Stan’s Hat Flapping in the Wind est un disque prolongeant l’art de la déploration, cette forme de témoignage musical dont le XVIe siècle vit le couronnement, qui nourrit aussi le jazz, et dont on connaît les grandes heures avec des compositions célèbres : Charles Mingus et « Goodbye Pork Pie Hat » pour Lester Young, Benny Golson et « I Remember Clifford » pour Clifford Brown, John Coltrane et « Alabama » à l’occasion du meurtre de quatre jeunes filles noires par le Ku Klux Klan, ou Jay Jay Johnson et son intemporel « Lament », parmi des centaines d’autres… Le programme entier du disque signé Parker évoque la mort et vise ainsi le jazz au travers d’Ornette Coleman, David S. Ware, Butch Morris et Jeanne Lee, la chanteuse de gospel Mahalia Jackson, les poètes Miguel Piñero et June Jordan, ajoutant à la mémoire de disparus identifiés quelque « Prayer » ou « Invocation »

Sokolov aborde chaque composition comme miniature autonome : manières de faire traîner la voix dans une approche qui déclame, comme pouvait le faire Abbey Lincoln, mais aussi quelques évanescences rappelant Helen Merrill (« The End of the World »), susurrements sur arpèges simples (« Autumn Song »), diction parfaite parfois presque en récitatifs, approches extrêmement lyriques avec le piano de Cooper-Moore où résonne un art de l’accompagnement quasi-classique dans les différentes facettes de celui-ci, de moments très intimes jusqu’à une présence enveloppante et un acheminement vers l’angoisse dans une sorte de prêche aux accents de gospel apocryphe (« The Death of Death »).

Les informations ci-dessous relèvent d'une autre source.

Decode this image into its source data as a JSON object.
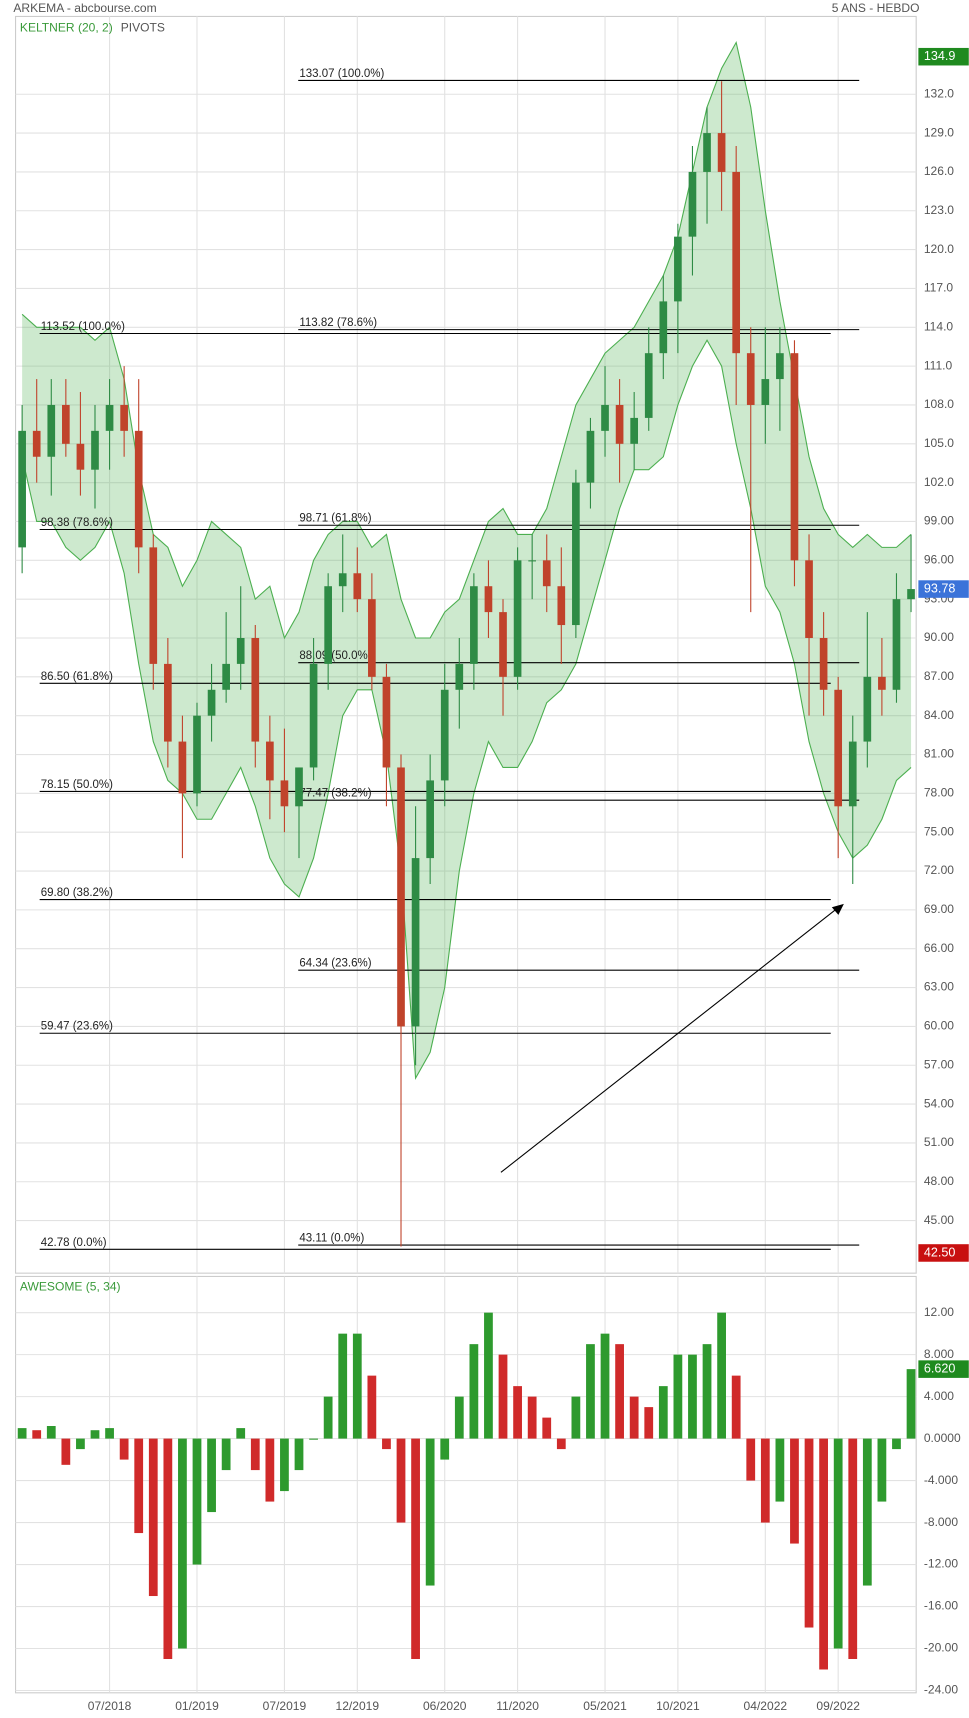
{
  "header": {
    "title": "ARKEMA - abcbourse.com",
    "period": "5 ANS - HEBDO"
  },
  "chart_data": [
    {
      "type": "candlestick",
      "indicator": "KELTNER (20, 2)",
      "overlay": "PIVOTS",
      "x": [
        "01/2018",
        "02/2018",
        "03/2018",
        "04/2018",
        "05/2018",
        "06/2018",
        "07/2018",
        "08/2018",
        "09/2018",
        "10/2018",
        "11/2018",
        "12/2018",
        "01/2019",
        "02/2019",
        "03/2019",
        "04/2019",
        "05/2019",
        "06/2019",
        "07/2019",
        "08/2019",
        "09/2019",
        "10/2019",
        "11/2019",
        "12/2019",
        "01/2020",
        "02/2020",
        "03/2020",
        "04/2020",
        "05/2020",
        "06/2020",
        "07/2020",
        "08/2020",
        "09/2020",
        "10/2020",
        "11/2020",
        "12/2020",
        "01/2021",
        "02/2021",
        "03/2021",
        "04/2021",
        "05/2021",
        "06/2021",
        "07/2021",
        "08/2021",
        "09/2021",
        "10/2021",
        "11/2021",
        "12/2021",
        "01/2022",
        "02/2022",
        "03/2022",
        "04/2022",
        "05/2022",
        "06/2022",
        "07/2022",
        "08/2022",
        "09/2022",
        "10/2022",
        "11/2022",
        "12/2022",
        "01/2023",
        "02/2023"
      ],
      "open": [
        97,
        106,
        104,
        108,
        105,
        103,
        106,
        108,
        106,
        97,
        88,
        82,
        78,
        84,
        86,
        88,
        90,
        82,
        79,
        77,
        80,
        88,
        94,
        95,
        93,
        87,
        80,
        60,
        73,
        79,
        86,
        88,
        94,
        92,
        87,
        96,
        96,
        94,
        91,
        102,
        106,
        108,
        105,
        107,
        112,
        116,
        121,
        126,
        129,
        126,
        112,
        108,
        110,
        112,
        96,
        90,
        86,
        77,
        82,
        87,
        86,
        93
      ],
      "high": [
        108,
        110,
        110,
        110,
        109,
        108,
        110,
        111,
        110,
        98,
        90,
        84,
        85,
        88,
        92,
        94,
        91,
        84,
        83,
        80,
        90,
        95,
        98,
        97,
        95,
        88,
        81,
        77,
        81,
        88,
        90,
        95,
        96,
        93,
        97,
        98,
        98,
        97,
        103,
        107,
        111,
        110,
        109,
        114,
        118,
        122,
        128,
        131,
        133,
        128,
        114,
        114,
        114,
        113,
        98,
        92,
        87,
        84,
        92,
        90,
        95,
        98
      ],
      "low": [
        95,
        102,
        101,
        104,
        101,
        100,
        103,
        104,
        95,
        86,
        80,
        73,
        77,
        82,
        85,
        86,
        80,
        76,
        75,
        73,
        79,
        86,
        92,
        92,
        86,
        77,
        43,
        57,
        71,
        77,
        83,
        86,
        90,
        84,
        86,
        93,
        92,
        88,
        90,
        100,
        104,
        102,
        103,
        106,
        110,
        112,
        118,
        122,
        123,
        108,
        92,
        105,
        106,
        94,
        84,
        84,
        73,
        71,
        80,
        84,
        85,
        92
      ],
      "close": [
        106,
        104,
        108,
        105,
        103,
        106,
        108,
        106,
        97,
        88,
        82,
        78,
        84,
        86,
        88,
        90,
        82,
        79,
        77,
        80,
        88,
        94,
        95,
        93,
        87,
        80,
        60,
        73,
        79,
        86,
        88,
        94,
        92,
        87,
        96,
        96,
        94,
        91,
        102,
        106,
        108,
        105,
        107,
        112,
        116,
        121,
        126,
        129,
        126,
        112,
        108,
        110,
        112,
        96,
        90,
        86,
        77,
        82,
        87,
        86,
        93,
        93.78
      ],
      "band_upper": [
        115,
        114,
        114,
        114,
        114,
        113,
        114,
        110,
        103,
        98,
        97,
        94,
        96,
        99,
        98,
        97,
        93,
        94,
        90,
        92,
        96,
        98,
        99,
        99,
        97,
        98,
        93,
        90,
        90,
        92,
        93,
        96,
        99,
        100,
        98,
        98,
        100,
        104,
        108,
        110,
        112,
        113,
        114,
        116,
        118,
        121,
        126,
        131,
        134,
        136,
        131,
        123,
        116,
        110,
        104,
        100,
        98,
        97,
        98,
        97,
        97,
        98
      ],
      "band_lower": [
        104,
        99,
        99,
        97,
        96,
        97,
        99,
        95,
        88,
        82,
        79,
        78,
        76,
        76,
        78,
        80,
        77,
        73,
        71,
        70,
        73,
        78,
        84,
        86,
        86,
        81,
        72,
        56,
        58,
        63,
        72,
        78,
        82,
        80,
        80,
        82,
        85,
        86,
        88,
        92,
        96,
        100,
        103,
        103,
        104,
        108,
        111,
        113,
        111,
        105,
        100,
        94,
        92,
        88,
        82,
        78,
        75,
        73,
        74,
        76,
        79,
        80
      ],
      "up_color": "#2e8b45",
      "down_color": "#c0432b",
      "band_color": "#4caf50",
      "ylim": [
        40.94,
        138.01
      ],
      "yticks": [
        {
          "value": 45,
          "label": "45.00"
        },
        {
          "value": 48,
          "label": "48.00"
        },
        {
          "value": 51,
          "label": "51.00"
        },
        {
          "value": 54,
          "label": "54.00"
        },
        {
          "value": 57,
          "label": "57.00"
        },
        {
          "value": 60,
          "label": "60.00"
        },
        {
          "value": 63,
          "label": "63.00"
        },
        {
          "value": 66,
          "label": "66.00"
        },
        {
          "value": 69,
          "label": "69.00"
        },
        {
          "value": 72,
          "label": "72.00"
        },
        {
          "value": 75,
          "label": "75.00"
        },
        {
          "value": 78,
          "label": "78.00"
        },
        {
          "value": 81,
          "label": "81.00"
        },
        {
          "value": 84,
          "label": "84.00"
        },
        {
          "value": 87,
          "label": "87.00"
        },
        {
          "value": 90,
          "label": "90.00"
        },
        {
          "value": 93,
          "label": "93.00"
        },
        {
          "value": 96,
          "label": "96.00"
        },
        {
          "value": 99,
          "label": "99.00"
        },
        {
          "value": 102,
          "label": "102.0"
        },
        {
          "value": 105,
          "label": "105.0"
        },
        {
          "value": 108,
          "label": "108.0"
        },
        {
          "value": 111,
          "label": "111.0"
        },
        {
          "value": 114,
          "label": "114.0"
        },
        {
          "value": 117,
          "label": "117.0"
        },
        {
          "value": 120,
          "label": "120.0"
        },
        {
          "value": 123,
          "label": "123.0"
        },
        {
          "value": 126,
          "label": "126.0"
        },
        {
          "value": 129,
          "label": "129.0"
        },
        {
          "value": 132,
          "label": "132.0"
        }
      ],
      "fibonacci": [
        [
          {
            "value": 113.52,
            "label": "113.52  (100.0%)"
          },
          {
            "value": 98.38,
            "label": "98.38  (78.6%)"
          },
          {
            "value": 86.5,
            "label": "86.50  (61.8%)"
          },
          {
            "value": 78.15,
            "label": "78.15  (50.0%)"
          },
          {
            "value": 69.8,
            "label": "69.80  (38.2%)"
          },
          {
            "value": 59.47,
            "label": "59.47  (23.6%)"
          },
          {
            "value": 42.78,
            "label": "42.78  (0.0%)"
          }
        ],
        [
          {
            "value": 133.07,
            "label": "133.07  (100.0%)"
          },
          {
            "value": 113.82,
            "label": "113.82  (78.6%)"
          },
          {
            "value": 98.71,
            "label": "98.71  (61.8%)"
          },
          {
            "value": 88.09,
            "label": "88.09  (50.0%)"
          },
          {
            "value": 77.47,
            "label": "77.47  (38.2%)"
          },
          {
            "value": 64.34,
            "label": "64.34  (23.6%)"
          },
          {
            "value": 43.11,
            "label": "43.11  (0.0%)"
          }
        ]
      ],
      "price_tags": [
        {
          "value": 134.9,
          "color": "#1f8a1f"
        },
        {
          "value": 93.78,
          "color": "#3b73d9"
        },
        {
          "value": 42.5,
          "label": "42.50",
          "color": "#c81010"
        }
      ]
    },
    {
      "type": "bar",
      "indicator": "AWESOME (5, 34)",
      "x": [
        "01/2018",
        "02/2018",
        "03/2018",
        "04/2018",
        "05/2018",
        "06/2018",
        "07/2018",
        "08/2018",
        "09/2018",
        "10/2018",
        "11/2018",
        "12/2018",
        "01/2019",
        "02/2019",
        "03/2019",
        "04/2019",
        "05/2019",
        "06/2019",
        "07/2019",
        "08/2019",
        "09/2019",
        "10/2019",
        "11/2019",
        "12/2019",
        "01/2020",
        "02/2020",
        "03/2020",
        "04/2020",
        "05/2020",
        "06/2020",
        "07/2020",
        "08/2020",
        "09/2020",
        "10/2020",
        "11/2020",
        "12/2020",
        "01/2021",
        "02/2021",
        "03/2021",
        "04/2021",
        "05/2021",
        "06/2021",
        "07/2021",
        "08/2021",
        "09/2021",
        "10/2021",
        "11/2021",
        "12/2021",
        "01/2022",
        "02/2022",
        "03/2022",
        "04/2022",
        "05/2022",
        "06/2022",
        "07/2022",
        "08/2022",
        "09/2022",
        "10/2022",
        "11/2022",
        "12/2022",
        "01/2023",
        "02/2023"
      ],
      "values": [
        1.0,
        0.8,
        1.2,
        -2.5,
        -1,
        0.8,
        1.0,
        -2,
        -9,
        -15,
        -21,
        -20,
        -12,
        -7,
        -3,
        1,
        -3,
        -6,
        -5,
        -3,
        0,
        4,
        10,
        10,
        6,
        -1,
        -8,
        -21,
        -14,
        -2,
        4,
        9,
        12,
        8,
        5,
        4,
        2,
        -1,
        4,
        9,
        10,
        9,
        4,
        3,
        5,
        8,
        8,
        9,
        12,
        6,
        -4,
        -8,
        -6,
        -10,
        -18,
        -22,
        -20,
        -21,
        -14,
        -6,
        -1,
        6.62
      ],
      "value_labels_last": "6.620",
      "up_color": "#2e9a2e",
      "down_color": "#d02a2a",
      "tag_color": "#1f8a1f",
      "ylim": [
        -24.22,
        15.45
      ],
      "yticks": [
        {
          "value": 12,
          "label": "12.00"
        },
        {
          "value": 8,
          "label": "8.000"
        },
        {
          "value": 4,
          "label": "4.000"
        },
        {
          "value": 0,
          "label": "0.0000"
        },
        {
          "value": -4,
          "label": "-4.000"
        },
        {
          "value": -8,
          "label": "-8.000"
        },
        {
          "value": -12,
          "label": "-12.00"
        },
        {
          "value": -16,
          "label": "-16.00"
        },
        {
          "value": -20,
          "label": "-20.00"
        },
        {
          "value": -24,
          "label": "-24.00"
        }
      ],
      "xticks": [
        "07/2018",
        "01/2019",
        "07/2019",
        "12/2019",
        "06/2020",
        "11/2020",
        "05/2021",
        "10/2021",
        "04/2022",
        "09/2022"
      ]
    }
  ]
}
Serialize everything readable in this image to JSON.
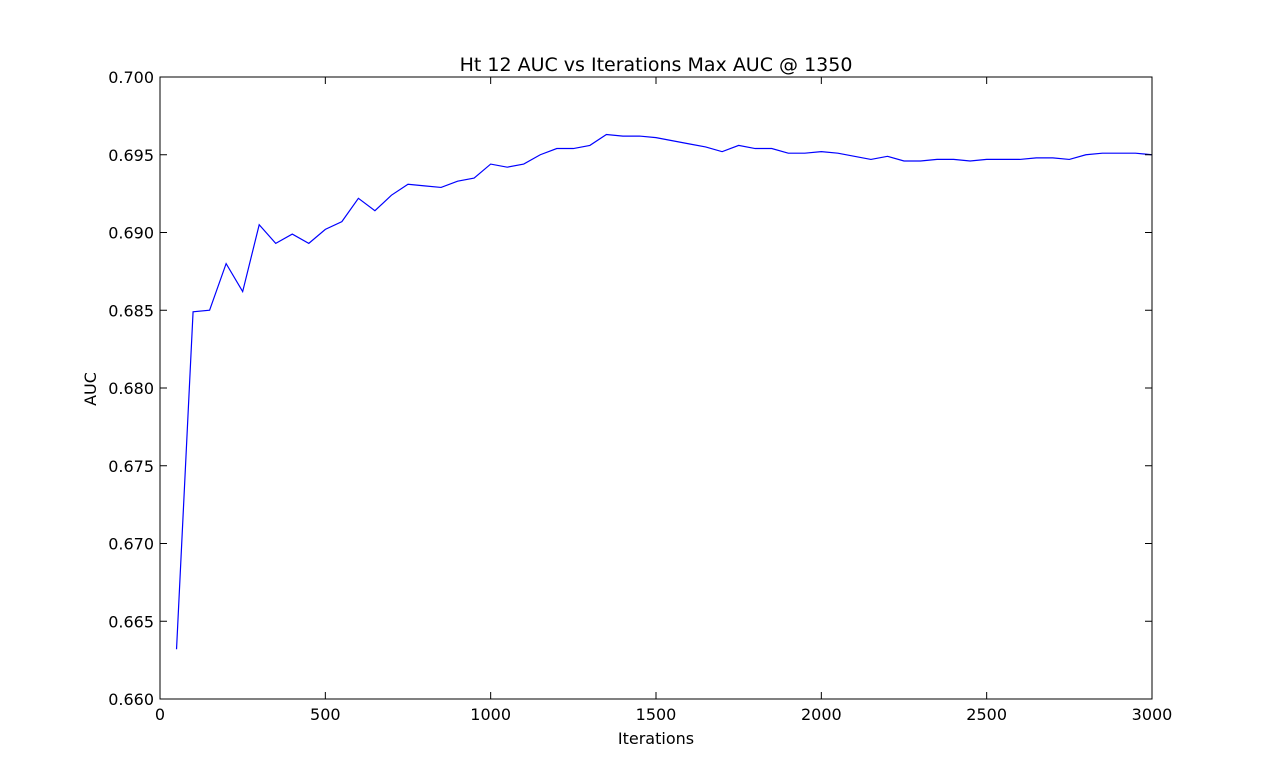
{
  "chart_data": {
    "type": "line",
    "title": "Ht 12 AUC vs Iterations Max AUC @ 1350",
    "xlabel": "Iterations",
    "ylabel": "AUC",
    "xlim": [
      0,
      3000
    ],
    "ylim": [
      0.66,
      0.7
    ],
    "xticks": [
      0,
      500,
      1000,
      1500,
      2000,
      2500,
      3000
    ],
    "yticks": [
      0.66,
      0.665,
      0.67,
      0.675,
      0.68,
      0.685,
      0.69,
      0.695,
      0.7
    ],
    "xtick_labels": [
      "0",
      "500",
      "1000",
      "1500",
      "2000",
      "2500",
      "3000"
    ],
    "ytick_labels": [
      "0.660",
      "0.665",
      "0.670",
      "0.675",
      "0.680",
      "0.685",
      "0.690",
      "0.695",
      "0.700"
    ],
    "grid": false,
    "legend": null,
    "series": [
      {
        "color": "#0000ff",
        "x": [
          50,
          100,
          150,
          200,
          250,
          300,
          350,
          400,
          450,
          500,
          550,
          600,
          650,
          700,
          750,
          800,
          850,
          900,
          950,
          1000,
          1050,
          1100,
          1150,
          1200,
          1250,
          1300,
          1350,
          1400,
          1450,
          1500,
          1550,
          1600,
          1650,
          1700,
          1750,
          1800,
          1850,
          1900,
          1950,
          2000,
          2050,
          2100,
          2150,
          2200,
          2250,
          2300,
          2350,
          2400,
          2450,
          2500,
          2550,
          2600,
          2650,
          2700,
          2750,
          2800,
          2850,
          2900,
          2950,
          3000
        ],
        "values": [
          0.6632,
          0.6849,
          0.685,
          0.688,
          0.6862,
          0.6905,
          0.6893,
          0.6899,
          0.6893,
          0.6902,
          0.6907,
          0.6922,
          0.6914,
          0.6924,
          0.6931,
          0.693,
          0.6929,
          0.6933,
          0.6935,
          0.6944,
          0.6942,
          0.6944,
          0.695,
          0.6954,
          0.6954,
          0.6956,
          0.6963,
          0.6962,
          0.6962,
          0.6961,
          0.6959,
          0.6957,
          0.6955,
          0.6952,
          0.6956,
          0.6954,
          0.6954,
          0.6951,
          0.6951,
          0.6952,
          0.6951,
          0.6949,
          0.6947,
          0.6949,
          0.6946,
          0.6946,
          0.6947,
          0.6947,
          0.6946,
          0.6947,
          0.6947,
          0.6947,
          0.6948,
          0.6948,
          0.6947,
          0.695,
          0.6951,
          0.6951,
          0.6951,
          0.695
        ]
      }
    ]
  }
}
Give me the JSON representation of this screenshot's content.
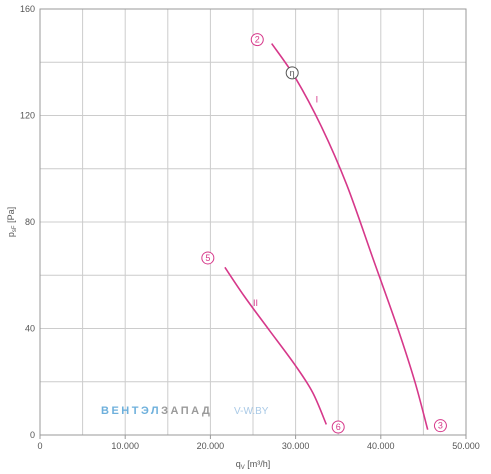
{
  "chart_data": {
    "type": "line",
    "xlabel": "q",
    "xlabel_sub": "V",
    "xlabel_unit": " [m³/h]",
    "ylabel": "p",
    "ylabel_sub": "sF",
    "ylabel_unit": " [Pa]",
    "xlim": [
      0,
      50000
    ],
    "ylim": [
      0,
      160
    ],
    "x_ticks": [
      0,
      10000,
      20000,
      30000,
      40000,
      50000
    ],
    "x_tick_labels": [
      "0",
      "10.000",
      "20.000",
      "30.000",
      "40.000",
      "50.000"
    ],
    "y_ticks": [
      0,
      40,
      80,
      120,
      160
    ],
    "y_tick_labels": [
      "0",
      "40",
      "80",
      "120",
      "160"
    ],
    "x_minor_step": 5000,
    "y_minor_step": 20,
    "grid": true,
    "colors": {
      "curve": "#d6388a",
      "grid": "#cccccc",
      "axis": "#999999",
      "watermark_blue": "#6eb0dc",
      "watermark_gray": "#9a9a9a"
    },
    "series": [
      {
        "name": "I",
        "points": [
          [
            27200,
            147
          ],
          [
            30000,
            134
          ],
          [
            33000,
            116
          ],
          [
            36000,
            94
          ],
          [
            39000,
            67
          ],
          [
            42000,
            40
          ],
          [
            44000,
            20
          ],
          [
            45500,
            2
          ]
        ]
      },
      {
        "name": "II",
        "points": [
          [
            21700,
            63
          ],
          [
            24000,
            52
          ],
          [
            27000,
            39
          ],
          [
            30000,
            26
          ],
          [
            32000,
            16
          ],
          [
            33600,
            4
          ]
        ]
      }
    ],
    "annotations": [
      {
        "text": "2",
        "x": 25500,
        "y": 148.5
      },
      {
        "text": "η",
        "x": 29600,
        "y": 136
      },
      {
        "text": "3",
        "x": 47000,
        "y": 3.5
      },
      {
        "text": "5",
        "x": 19700,
        "y": 66.5
      },
      {
        "text": "6",
        "x": 35000,
        "y": 3
      }
    ],
    "series_labels": [
      {
        "text": "I",
        "x": 32500,
        "y": 126
      },
      {
        "text": "II",
        "x": 25300,
        "y": 49.5
      }
    ],
    "watermark": {
      "part1": "ВЕНТЭЛ",
      "part2": "ЗАПАД",
      "url": "V-W.BY"
    }
  }
}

Mais on note surtout cette manière espiègle de pousser une écriture qui renvoie à Broadway (le magnifique « All Love ») vers le plus libertaire (« Eternal (for Ornette Coleman) »). C’est que, justement, la mort y est représentée dans le creuset d’une comédie musicale à l’écriture de laquelle Parker travaille depuis une vingtaine d’années, et dont il propose ici quelques extraits ; et cela transparaît même si l’on ne connaît pas l’origine de ce répertoire. Ce faisant, de manière très originale, les trois musiciens, dans une démarche qui n’est pas (que) doloriste, raillent volontiers la « mort alentour » (Heidegger) avec une belle dose de cynisme.